Several Democratic officials and strategists said the endorsements of Ms. Ocasio-Cortez and Ms. Omar could stoke enthusiasm among the far left and perhaps prompt some of Ms. Warren’s supporters to take a second look at Mr. Sanders.

But some said the endorsements might not do much to grow his existing coalition, pointing out that the two women carry a similar anti-establishment, populist message that already appeals to Mr. Sanders’s voter base. Some suggested the endorsements could even help Ms. Warren by making her appear more moderate and pragmatic in comparison with Mr. Sanders.

Though Ms. Ocasio-Cortez and Ms. Omar have a big following nationally, and have become preferred targets of President Trump’s, their support may not help woo voters, particularly in critical early states.

Jess Morales Rocketto, a Democratic strategist who worked on Hillary Clinton’s 2016 campaign, said the endorsements could give Mr. Sanders a fund-raising bump and more media attention. But she was skeptical that the new support would sway undecided voters.

“I don’t know that a congresswoman from New York, one from Minnesota, one from Michigan are super influential to voters in Iowa, New Hampshire, Nevada and South Carolina,” she said.

Mr. Sanders’s allies said the visual imagery alone — an older man standing with younger women of color — could be enough of a benefit, especially as he continues to fight the perception that his voter base is skewed white and male.

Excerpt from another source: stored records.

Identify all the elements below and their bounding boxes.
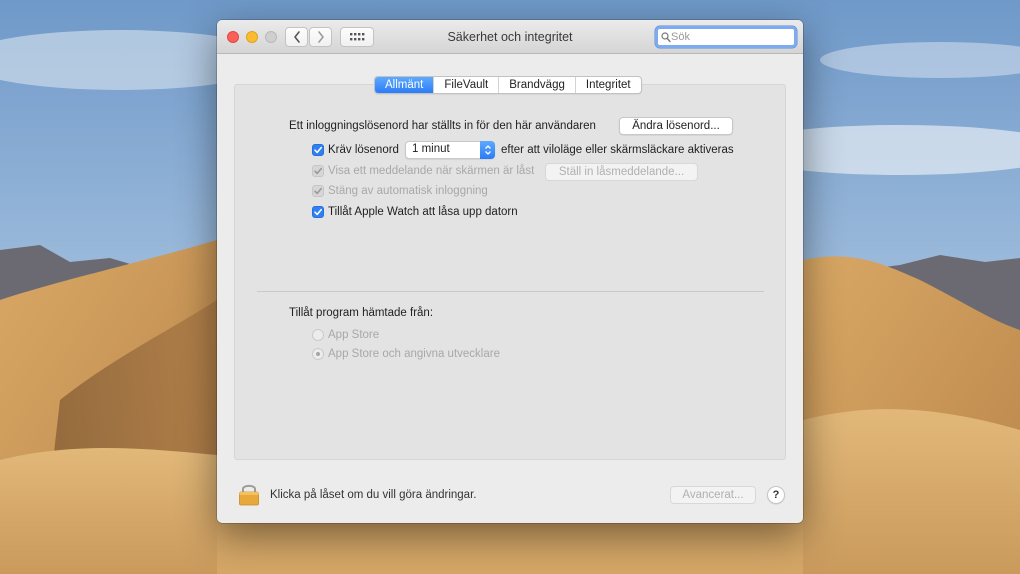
checkmark-icon [314,208,322,216]
show-lock-message-checkbox[interactable] [312,165,324,177]
radio-app-store-label: App Store [328,329,380,341]
checkmark-icon [314,167,322,175]
require-password-label: Kräv lösenord [328,144,399,156]
password-delay-value: 1 minut [412,143,450,155]
allow-apps-heading: Tillåt program hämtade från: [289,307,434,319]
password-delay-select[interactable]: 1 minut [405,141,495,159]
disable-auto-login-checkbox[interactable] [312,185,324,197]
magnifier-icon [661,32,671,43]
search-input[interactable] [671,30,791,44]
show-lock-message-label: Visa ett meddelande när skärmen är låst [328,165,535,177]
tab-firewall[interactable]: Brandvägg [498,77,575,93]
advanced-button[interactable]: Avancerat... [670,486,756,504]
checkmark-icon [314,146,322,154]
require-password-checkbox[interactable] [312,144,324,156]
up-down-arrows-icon [484,145,491,155]
change-password-button[interactable]: Ändra lösenord... [619,117,733,135]
apple-watch-unlock-checkbox[interactable] [312,206,324,218]
tab-privacy[interactable]: Integritet [574,77,641,93]
set-lock-message-button[interactable]: Ställ in låsmeddelande... [545,163,698,181]
tab-general[interactable]: Allmänt [375,77,434,93]
require-password-suffix: efter att viloläge eller skärmsläckare a… [501,144,734,156]
tab-filevault[interactable]: FileVault [433,77,498,93]
general-panel [234,84,786,460]
password-set-text: Ett inloggningslösenord har ställts in f… [289,120,596,132]
radio-app-store-identified-label: App Store och angivna utvecklare [328,348,500,360]
title-bar: Säkerhet och integritet [217,20,803,54]
tab-bar: Allmänt FileVault Brandvägg Integritet [374,76,642,94]
disable-auto-login-label: Stäng av automatisk inloggning [328,185,488,197]
search-field[interactable] [655,26,797,48]
checkmark-icon [314,187,322,195]
help-button[interactable]: ? [767,486,785,504]
lock-button[interactable] [238,482,260,509]
radio-app-store[interactable] [312,329,324,341]
preferences-window: Säkerhet och integritet Allmänt FileVaul… [217,20,803,523]
stepper-arrows-icon [480,141,495,159]
radio-app-store-identified[interactable] [312,348,324,360]
apple-watch-unlock-label: Tillåt Apple Watch att låsa upp datorn [328,206,518,218]
section-divider [257,291,764,292]
padlock-icon [239,484,259,506]
lock-hint-text: Klicka på låset om du vill göra ändringa… [270,489,477,501]
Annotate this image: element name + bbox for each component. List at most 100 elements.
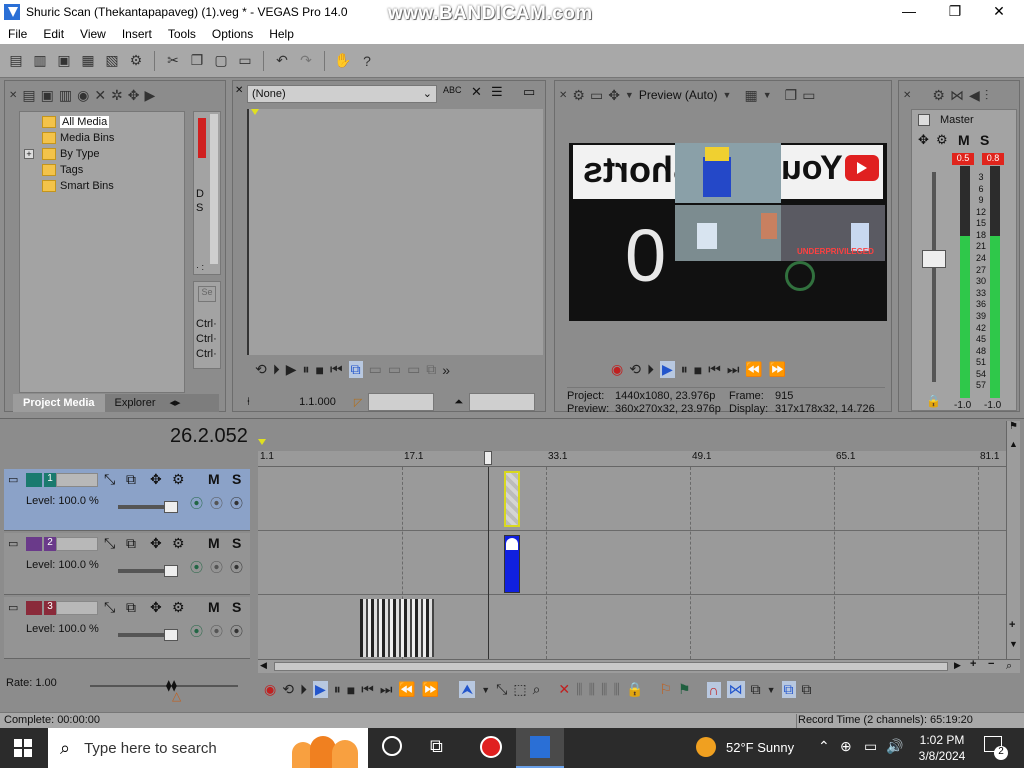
- minimize-button[interactable]: —: [886, 0, 932, 24]
- weather-text[interactable]: 52°F Sunny: [726, 740, 794, 755]
- list-icon[interactable]: ☰: [491, 84, 503, 100]
- flag-icon[interactable]: ⚑: [1009, 421, 1018, 432]
- dim-icon[interactable]: ◀: [969, 87, 980, 104]
- play-icon[interactable]: ▶: [145, 87, 156, 104]
- loop-icon[interactable]: ⟲: [282, 681, 294, 698]
- tray-device-icon[interactable]: ⊕: [840, 738, 852, 755]
- scroll-up-icon[interactable]: ▲: [1009, 439, 1018, 449]
- track-motion-icon[interactable]: ✥: [150, 535, 162, 552]
- scroll-thumb[interactable]: [274, 662, 948, 671]
- record-icon[interactable]: ◉: [264, 681, 276, 698]
- volume-icon[interactable]: 🔊: [886, 738, 903, 755]
- snapping-magnet-icon[interactable]: ∩: [706, 681, 721, 698]
- tree-item-all-media[interactable]: All Media: [20, 114, 184, 130]
- add-to-timeline-before-icon[interactable]: ▭: [388, 361, 401, 378]
- properties-gear-icon[interactable]: ⚙: [126, 51, 146, 71]
- play-from-start-icon[interactable]: ⏵: [647, 361, 654, 378]
- trimmer-media-dropdown[interactable]: (None) ⌄: [247, 85, 437, 103]
- normal-edit-tool-icon[interactable]: ⮝: [459, 681, 476, 698]
- save-icon[interactable]: ▣: [54, 51, 74, 71]
- pause-icon[interactable]: ⏸: [303, 361, 310, 378]
- zoom-in-icon[interactable]: +: [970, 658, 976, 670]
- track-fx-gear-icon[interactable]: ⚙: [172, 599, 185, 616]
- open-icon[interactable]: ▥: [30, 51, 50, 71]
- master-fader-track[interactable]: [932, 172, 936, 382]
- trimmer-display[interactable]: [247, 109, 543, 355]
- chevron-down-icon[interactable]: ▼: [481, 685, 490, 695]
- previous-frame-icon[interactable]: ⏪: [398, 681, 415, 698]
- track-solo-button[interactable]: S: [232, 599, 241, 615]
- event-clip-track2[interactable]: [504, 535, 520, 593]
- previous-frame-icon[interactable]: ⏪: [745, 361, 762, 378]
- parent-icon[interactable]: ⦿: [210, 557, 223, 576]
- master-fx-gear-icon[interactable]: ⚙: [936, 132, 948, 148]
- compositing-icon[interactable]: ⧉: [126, 599, 136, 616]
- copy-snapshot-icon[interactable]: ❐: [785, 87, 798, 104]
- pause-icon[interactable]: ⏸: [334, 681, 341, 698]
- preview-fx-icon[interactable]: ⚙: [572, 87, 585, 104]
- close-button[interactable]: ✕: [976, 0, 1022, 24]
- save-snapshot-icon[interactable]: ▭: [802, 87, 815, 104]
- whats-this-help-icon[interactable]: ?: [357, 51, 377, 71]
- child-icon[interactable]: ⦿: [230, 557, 243, 576]
- network-icon[interactable]: ▭: [864, 738, 877, 755]
- external-monitor-icon[interactable]: ▭: [590, 87, 603, 104]
- lock-event-icon[interactable]: 🔒: [626, 681, 643, 698]
- split-screen-icon[interactable]: ✥: [608, 87, 620, 104]
- vegas-taskbar-button[interactable]: [516, 728, 564, 768]
- bandicam-taskbar-icon[interactable]: [480, 736, 502, 758]
- copy-icon[interactable]: ❐: [187, 51, 207, 71]
- track-header-1[interactable]: ▭ 1 ⤡ ⧉ ✥ ⚙ M S Level: 100.0 % ⦿ ⦿ ⦿: [4, 469, 250, 531]
- delete-icon[interactable]: ▭: [235, 51, 255, 71]
- tree-item-by-type[interactable]: + By Type: [20, 146, 184, 162]
- paste-icon[interactable]: ▢: [211, 51, 231, 71]
- track-solo-button[interactable]: S: [232, 535, 241, 551]
- loop-icon[interactable]: ⟲: [255, 361, 267, 378]
- tree-item-tags[interactable]: Tags: [20, 162, 184, 178]
- menu-view[interactable]: View: [72, 27, 114, 41]
- remove-media-icon[interactable]: ✕: [94, 87, 106, 104]
- split-icon[interactable]: ⫼: [614, 681, 620, 698]
- clock-date[interactable]: 3/8/2024: [912, 749, 972, 763]
- go-to-end-icon[interactable]: ⏭: [380, 681, 393, 698]
- new-project-icon[interactable]: ▤: [6, 51, 26, 71]
- go-to-start-icon[interactable]: ⏮: [361, 681, 374, 698]
- get-media-icon[interactable]: ▥: [59, 87, 72, 104]
- plugin-manager-icon[interactable]: ✋: [333, 51, 353, 71]
- pin-icon[interactable]: ⍿: [247, 396, 250, 409]
- overlays-grid-icon[interactable]: ▦: [744, 87, 757, 104]
- child-icon[interactable]: ⦿: [230, 621, 243, 640]
- add-to-timeline-icon[interactable]: ⧉: [348, 361, 363, 378]
- composite-mode-icon[interactable]: ⦿: [190, 557, 203, 576]
- auto-crossfade-icon[interactable]: ⋈: [726, 681, 745, 698]
- globe-icon[interactable]: ◉: [77, 87, 89, 104]
- fit-to-fill-icon[interactable]: ▭: [407, 361, 420, 378]
- track-level-slider[interactable]: [118, 629, 178, 642]
- go-to-end-icon[interactable]: ⏭: [727, 361, 740, 378]
- track-fx-gear-icon[interactable]: ⚙: [172, 535, 185, 552]
- close-panel-icon[interactable]: ✕: [559, 90, 567, 101]
- close-panel-icon[interactable]: ✕: [9, 90, 17, 101]
- chevron-down-icon[interactable]: ▼: [723, 90, 732, 100]
- close-panel-icon[interactable]: ✕: [903, 90, 911, 101]
- task-view-icon[interactable]: ⧉: [430, 736, 443, 757]
- master-fx-icon[interactable]: [918, 114, 930, 126]
- play-icon[interactable]: ▶: [659, 361, 675, 378]
- envelope-tool-icon[interactable]: ⤡: [496, 681, 507, 698]
- automation-icon[interactable]: ⤡: [104, 535, 115, 552]
- master-solo-button[interactable]: S: [980, 132, 989, 148]
- minimize-track-icon[interactable]: ▭: [8, 601, 18, 614]
- delete-event-icon[interactable]: ✕: [558, 681, 570, 698]
- stop-icon[interactable]: ■: [316, 362, 324, 378]
- notification-center-icon[interactable]: 2: [984, 736, 1008, 760]
- trim-start-icon[interactable]: ⫼: [589, 681, 595, 698]
- ignore-grouping-icon[interactable]: ⧉: [802, 681, 812, 698]
- playhead-handle[interactable]: [484, 451, 492, 465]
- pause-icon[interactable]: ⏸: [681, 361, 688, 378]
- routing-icon[interactable]: ✥: [918, 132, 929, 148]
- timeline-vertical-scrollbar[interactable]: ⚑ ▲ ▼ +: [1006, 421, 1020, 661]
- compositing-icon[interactable]: ⧉: [126, 535, 136, 552]
- zoom-tool-icon[interactable]: ⌕: [1006, 660, 1012, 673]
- taskbar-search-box[interactable]: ⌕ Type here to search: [48, 728, 368, 768]
- track-level-slider[interactable]: [118, 565, 178, 578]
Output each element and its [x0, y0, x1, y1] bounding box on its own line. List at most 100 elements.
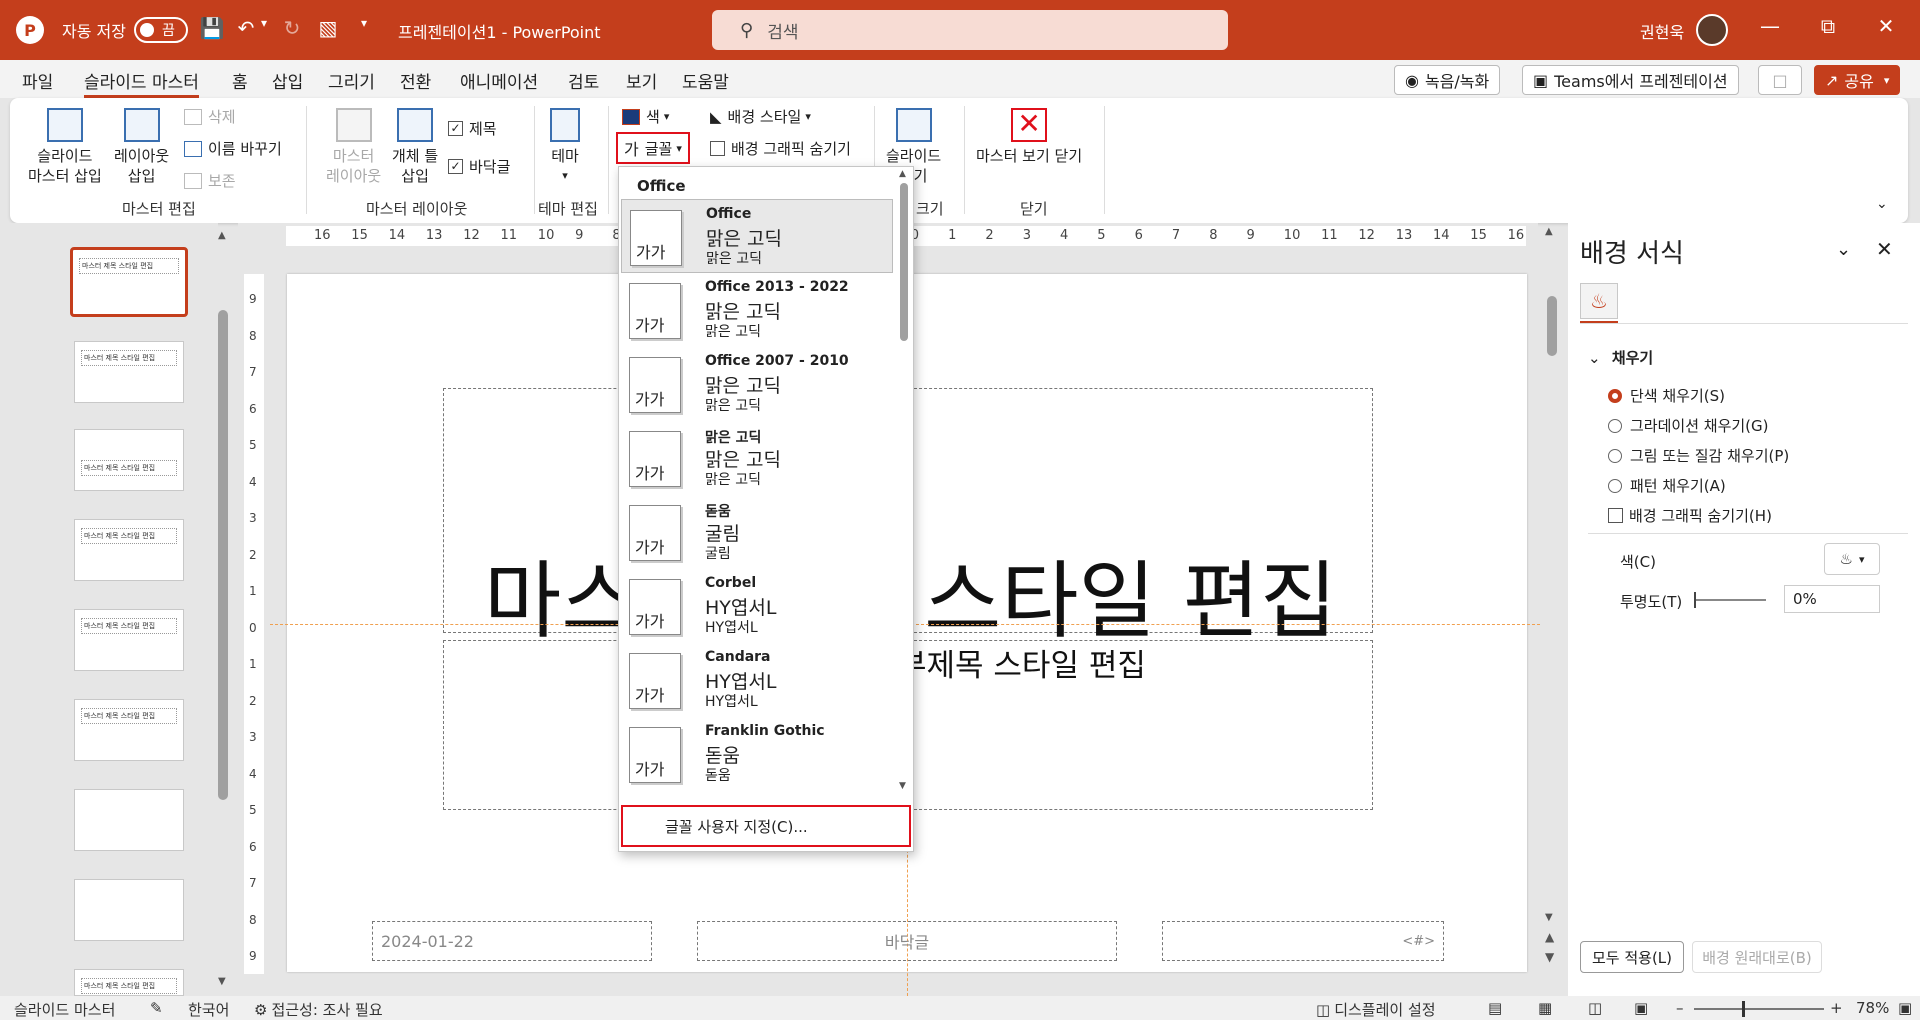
display-settings-button[interactable]: ◫ 디스플레이 설정	[1316, 999, 1436, 1020]
scroll-up-icon[interactable]: ▲	[899, 169, 906, 179]
canvas-scrollbar[interactable]: ▲ ▼ ▲ ▼	[1545, 226, 1559, 996]
autosave-toggle[interactable]: 끔	[134, 17, 188, 43]
thumbnail-layout[interactable]: 마스터 제목 스타일 편집	[74, 699, 184, 761]
thumbnail-layout[interactable]: 마스터 제목 스타일 편집	[74, 519, 184, 581]
undo-dropdown-icon[interactable]: ▾	[256, 16, 272, 30]
tab-insert[interactable]: 삽입	[272, 68, 303, 93]
gradient-fill-radio[interactable]: 그라데이션 채우기(G)	[1608, 415, 1769, 436]
normal-view-icon[interactable]: ▤	[1488, 999, 1502, 1017]
chevron-down-icon[interactable]: ⌄	[1836, 239, 1851, 260]
tab-help[interactable]: 도움말	[682, 68, 729, 93]
insert-placeholder-button[interactable]: 개체 틀 삽입	[392, 108, 438, 186]
close-master-view-button[interactable]: ✕ 마스터 보기 닫기	[976, 108, 1082, 166]
record-button[interactable]: ◉ 녹음/녹화	[1394, 65, 1501, 95]
fill-section-header[interactable]: ⌄ 채우기	[1588, 347, 1653, 368]
close-icon[interactable]: ✕	[1866, 14, 1906, 38]
thumbnail-layout[interactable]	[74, 879, 184, 941]
font-theme-item[interactable]: 가가 Franklin Gothic 돋움 돋움	[621, 717, 893, 791]
font-theme-item[interactable]: 가가 Candara HY엽서L HY엽서L	[621, 643, 893, 717]
insert-slide-master-button[interactable]: 슬라이드 마스터 삽입	[28, 108, 102, 186]
comments-icon[interactable]: □	[1758, 65, 1802, 95]
teams-present-button[interactable]: ▣ Teams에서 프레젠테이션	[1522, 65, 1739, 95]
title-checkbox[interactable]: ✓ 제목	[448, 118, 497, 139]
hide-bg-graphics-check[interactable]: 배경 그래픽 숨기기(H)	[1608, 505, 1772, 526]
color-picker-button[interactable]: ♨ ▾	[1824, 543, 1880, 575]
tab-slide-master[interactable]: 슬라이드 마스터	[84, 68, 199, 98]
date-placeholder[interactable]: 2024-01-22	[372, 921, 652, 961]
slide-number-placeholder[interactable]: <#>	[1162, 921, 1444, 961]
font-theme-item[interactable]: 가가 Office 2007 - 2010 맑은 고딕 맑은 고딕	[621, 347, 893, 421]
thumbnail-layout[interactable]	[74, 789, 184, 851]
scroll-down-icon[interactable]: ▼	[899, 781, 906, 791]
thumbnail-layout[interactable]: 마스터 제목 스타일 편집	[74, 429, 184, 491]
delete-button[interactable]: 삭제	[184, 106, 236, 127]
pattern-fill-radio[interactable]: 패턴 채우기(A)	[1608, 475, 1726, 496]
scrollbar-thumb[interactable]	[1547, 296, 1557, 356]
fit-to-window-icon[interactable]: ▣	[1898, 999, 1912, 1017]
slider-knob[interactable]	[1694, 592, 1696, 608]
thumbnail-layout[interactable]: 마스터 제목 스타일 편집	[74, 609, 184, 671]
thumbnail-master[interactable]: 마스터 제목 스타일 편집	[70, 247, 188, 317]
solid-fill-radio[interactable]: 단색 채우기(S)	[1608, 385, 1725, 406]
tab-file[interactable]: 파일	[22, 68, 53, 93]
scroll-up-icon[interactable]: ▲	[1545, 226, 1553, 237]
rename-button[interactable]: 이름 바꾸기	[184, 138, 282, 159]
reading-view-icon[interactable]: ◫	[1588, 999, 1602, 1017]
share-button[interactable]: ↗ 공유 ▾	[1814, 65, 1901, 95]
transparency-input[interactable]: 0%	[1784, 585, 1880, 613]
slideshow-icon[interactable]: ▣	[1634, 999, 1648, 1017]
fonts-button[interactable]: 가 글꼴 ▾	[616, 132, 690, 164]
font-theme-item[interactable]: 가가 Corbel HY엽서L HY엽서L	[621, 569, 893, 643]
dropdown-scrollbar[interactable]: ▲ ▼	[897, 169, 911, 799]
fill-bucket-icon[interactable]: ♨	[1580, 283, 1618, 319]
font-theme-item[interactable]: 가가 Office 2013 - 2022 맑은 고딕 맑은 고딕	[621, 273, 893, 347]
customize-fonts-menu-item[interactable]: 글꼴 사용자 지정(C)...	[621, 805, 911, 847]
colors-button[interactable]: 색 ▾	[622, 106, 669, 127]
picture-fill-radio[interactable]: 그림 또는 질감 채우기(P)	[1608, 445, 1789, 466]
themes-button[interactable]: 테마 ▾	[550, 108, 580, 186]
present-icon[interactable]: ▧	[314, 16, 342, 40]
tab-review[interactable]: 검토	[568, 68, 599, 93]
scroll-up-icon[interactable]: ▲	[218, 230, 226, 241]
apply-to-all-button[interactable]: 모두 적용(L)	[1580, 941, 1684, 973]
tab-view[interactable]: 보기	[626, 68, 657, 93]
tab-draw[interactable]: 그리기	[328, 68, 375, 93]
scrollbar-thumb[interactable]	[218, 310, 228, 800]
font-theme-item[interactable]: 가가 돋움 굴림 굴림	[621, 495, 893, 569]
vertical-guide[interactable]	[907, 830, 908, 996]
scroll-down-icon[interactable]: ▼	[218, 976, 226, 987]
transparency-slider[interactable]	[1694, 592, 1766, 608]
user-name[interactable]: 권현욱	[1640, 19, 1684, 43]
zoom-in-icon[interactable]: +	[1830, 999, 1843, 1017]
previous-slide-icon[interactable]: ▲	[1545, 930, 1554, 944]
redo-icon[interactable]: ↻	[278, 16, 306, 40]
language-indicator[interactable]: 한국어	[188, 999, 229, 1020]
collapse-ribbon-icon[interactable]: ⌄	[1876, 196, 1888, 212]
next-slide-icon[interactable]: ▼	[1545, 950, 1554, 964]
reset-background-button[interactable]: 배경 원래대로(B)	[1692, 941, 1822, 973]
zoom-slider[interactable]	[1694, 1001, 1824, 1017]
thumbnails-scrollbar[interactable]: ▲ ▼	[218, 230, 230, 990]
accessibility-status[interactable]: ⚙ 접근성: 조사 필요	[254, 999, 383, 1020]
font-theme-item[interactable]: 가가 Office 맑은 고딕 맑은 고딕	[621, 199, 893, 273]
font-theme-item[interactable]: 가가 맑은 고딕 맑은 고딕 맑은 고딕	[621, 421, 893, 495]
avatar[interactable]	[1696, 14, 1728, 46]
restore-icon[interactable]: ⧉	[1808, 14, 1848, 38]
insert-layout-button[interactable]: 레이아웃 삽입	[114, 108, 169, 186]
zoom-slider-knob[interactable]	[1742, 1001, 1745, 1017]
background-styles-button[interactable]: ◣ 배경 스타일 ▾	[710, 106, 811, 127]
preserve-button[interactable]: 보존	[184, 170, 236, 191]
close-icon[interactable]: ✕	[1876, 237, 1893, 261]
thumbnail-layout[interactable]: 마스터 제목 스타일 편집	[74, 969, 184, 996]
slide-sorter-icon[interactable]: ▦	[1538, 999, 1552, 1017]
tab-transitions[interactable]: 전환	[400, 68, 431, 93]
hide-bg-graphics-checkbox[interactable]: 배경 그래픽 숨기기	[710, 138, 851, 159]
footer-placeholder[interactable]: 바닥글	[697, 921, 1117, 961]
zoom-level[interactable]: 78%	[1856, 999, 1889, 1017]
scrollbar-thumb[interactable]	[900, 183, 908, 341]
thumbnail-layout[interactable]: 마스터 제목 스타일 편집	[74, 341, 184, 403]
save-icon[interactable]: 💾	[198, 16, 226, 40]
customize-qat-icon[interactable]: ▾	[350, 16, 378, 30]
tab-animations[interactable]: 애니메이션	[460, 68, 538, 93]
search-box[interactable]: ⚲ 검색	[712, 10, 1228, 50]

Cori Bush, who was endorsed by Ms. Ocasio-Cortez in her unsuccessful bid for Congress last year in St. Louis, said the endorsements from the two women “knocks away that whole Bernie Bro idea.”

She also said their support “wipes away the idea that maybe he’s not the progressive champion anymore,” she said.

Last month, the Working Families Party, an influential liberal group that backed Mr. Sanders in 2016, endorsed Ms. Warren. The announcement infuriated his supporters. But it also sent a message: It was time for progressives to pick a side and starting organizing.

Maurice Mitchell, the Working Families Party’s national director, dismissed the notion that the dueling endorsements would splinter the left.

“We’ve said from the beginning that progressives need to get involved, and that’s exactly what they did,” he said, referring to Ms. Ocasio-Cortez and Ms. Omar. “It’s a good thing for our movement that folks choose one of these candidates.”

Mr. Mitchell said his group — which endorsed Ms. Ocasio-Cortez’s opponent, then-Representative Joseph Crowley, in the 2018 primary — planned to marshal its network of volunteers across the country to work with voters to nominate Ms. Warren.

What is less obvious is the role Ms. Ocasio-Cortez and Ms. Omar will play for the Sanders campaign. Waleed Shahid, the communications director for the progressive group Justice Democrats, which helped propel Ms. Ocasio-Cortez’s congressional campaign, said the two women can mobilize their own networks of volunteers and donors. He pointed to Ms. Ocasio-Cortez’s influence this year in the Democratic primary for district attorney in Queens, where her support for Tiffany Cabán helped to nearly lift her to victory.

And because the two congresswomen represent the activist base of the party, he said, they could galvanize progressive activists around the country.

But perhaps above all, the endorsements will help dispel questions about Mr. Sanders’s viability post-heart attack, he said.

“Some voters do have questions around his age,” Mr. Mitchell said. “Voters who have that question in mind are probably thinking twice about that now that they see the youngest leaders of the Democratic Party supporting Bernie.”